Interview with Slipknot: Tightening The Noose

I understand that All Hope Is Gone has been the most collaborative record the band has written. With that being said, is this the most self-realized record, is this the record that Slipknot was born to make?

As far as that statement goes, to be brutally honest with you, I feel just the opposite for this one. I feel like this record is a bridge into the future. I believe that the last record was a lot of rehabilitating our friendship and coming together, and some people realizing that there are all kinds of people in this band with something to say and something to do. We did get into a mindset for this record with everyone being allowed to be themselves. We have a saying that, “The pieces are only as good as a whole.” That means that you could be real selfish in this band, but it’s really the band that matters. Know your place, know what matters. Don’t try to set yourself apart and make yourself more important. Realize that Slipknot is an entity. Its nine guys making up a whole. In this band it’s getting more important to allow everyone their ability to bring something musical to the band, and I believe that that’s getting better. But I look towards the future where it’s going to be even more of allowing everyone what they have to get out and that’s the real trick in this band. It’s going to take time. We have been together ten years and we have only put out four records, and take a lot of time in between records. But we look at bands that started at the same time as us, and they’ll have seven records, and over half of them are crap! They just wanted to get off their whole fundamental idea of what they thought they had to get out, put it on their resume and have control. Slipknot has never been that way, we just want to put out art that we believe in, and if takes three years to do it…well, that’s a good problem to have. We have four distinct canvases that we have painted and they all belong to different realms. None of them are derivative or contrived of each other. That speaks a lot to me… that we just have sincerity in our music. The integrity is something that we hold and the art form. So I think that we are getting better in allowing ourselves to trust ourselves more. Everyone in the band is really pushing themselves to be the best that they can be. There were a lot of things with this album that were the worst case scenario, but every record has its fair share of problems, but you just overcome them and you move to the future.

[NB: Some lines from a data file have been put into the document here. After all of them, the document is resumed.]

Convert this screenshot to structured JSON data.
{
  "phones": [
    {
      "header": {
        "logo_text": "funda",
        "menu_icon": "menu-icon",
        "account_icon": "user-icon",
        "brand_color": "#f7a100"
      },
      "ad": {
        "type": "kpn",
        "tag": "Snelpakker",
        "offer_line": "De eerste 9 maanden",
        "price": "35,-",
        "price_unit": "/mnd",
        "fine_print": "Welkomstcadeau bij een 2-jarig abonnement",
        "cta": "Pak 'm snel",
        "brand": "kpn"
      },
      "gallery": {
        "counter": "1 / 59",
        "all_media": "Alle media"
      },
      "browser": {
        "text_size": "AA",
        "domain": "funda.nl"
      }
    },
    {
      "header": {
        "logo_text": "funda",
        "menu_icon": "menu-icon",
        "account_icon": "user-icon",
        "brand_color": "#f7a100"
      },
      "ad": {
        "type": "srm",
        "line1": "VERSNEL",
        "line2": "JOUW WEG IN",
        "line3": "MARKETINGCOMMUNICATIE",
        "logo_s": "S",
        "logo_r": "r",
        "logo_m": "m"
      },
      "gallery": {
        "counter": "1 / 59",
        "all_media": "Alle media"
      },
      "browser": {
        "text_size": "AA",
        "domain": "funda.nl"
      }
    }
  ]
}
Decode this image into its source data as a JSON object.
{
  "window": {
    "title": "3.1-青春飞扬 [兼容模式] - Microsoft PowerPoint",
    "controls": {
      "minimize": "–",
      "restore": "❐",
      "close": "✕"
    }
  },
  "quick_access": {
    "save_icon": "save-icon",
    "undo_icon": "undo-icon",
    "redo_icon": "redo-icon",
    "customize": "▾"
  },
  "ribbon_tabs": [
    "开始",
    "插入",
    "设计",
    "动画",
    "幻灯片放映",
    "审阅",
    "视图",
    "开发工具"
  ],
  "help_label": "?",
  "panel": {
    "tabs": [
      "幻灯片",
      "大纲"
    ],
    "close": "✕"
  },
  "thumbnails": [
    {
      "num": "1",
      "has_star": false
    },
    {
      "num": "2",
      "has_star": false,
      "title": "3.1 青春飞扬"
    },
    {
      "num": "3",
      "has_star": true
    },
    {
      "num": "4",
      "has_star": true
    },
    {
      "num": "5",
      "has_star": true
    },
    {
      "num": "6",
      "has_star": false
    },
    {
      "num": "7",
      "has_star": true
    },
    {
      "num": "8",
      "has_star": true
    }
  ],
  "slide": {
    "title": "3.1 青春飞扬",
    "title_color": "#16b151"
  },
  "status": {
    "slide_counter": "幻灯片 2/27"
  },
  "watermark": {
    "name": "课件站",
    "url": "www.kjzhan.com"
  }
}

Would you say thematically, the record isn’t just about fighting the demons within, but it kind of holds up a mirror saying that society is just a reflection of who we are?

That’s another reason why we take so long to do it, because we are a touring band. I have never made a dollar off of selling a record. I could care less about the record. Is it fun, do I like doing it, do I like the art, do I like recording? Yeah! That stuff is all great, but that’s not what I got in it for. I got in it for the living experience, the living experience is who am I in this society, where is my place? We tour for so long and we work so hard that after a tour cycle, we need to decompress. Just to remember who I am, and get back involved in my life and then after those six months, you start taking a good look around you, and the spiritual problems in this world, the political problems, the individual problems, and you take everything that you witnessed and everything that you experienced and the next thing you know, you’re writing a new record. You reach within to get to who you are at that point. You need to take that time to realize what you are.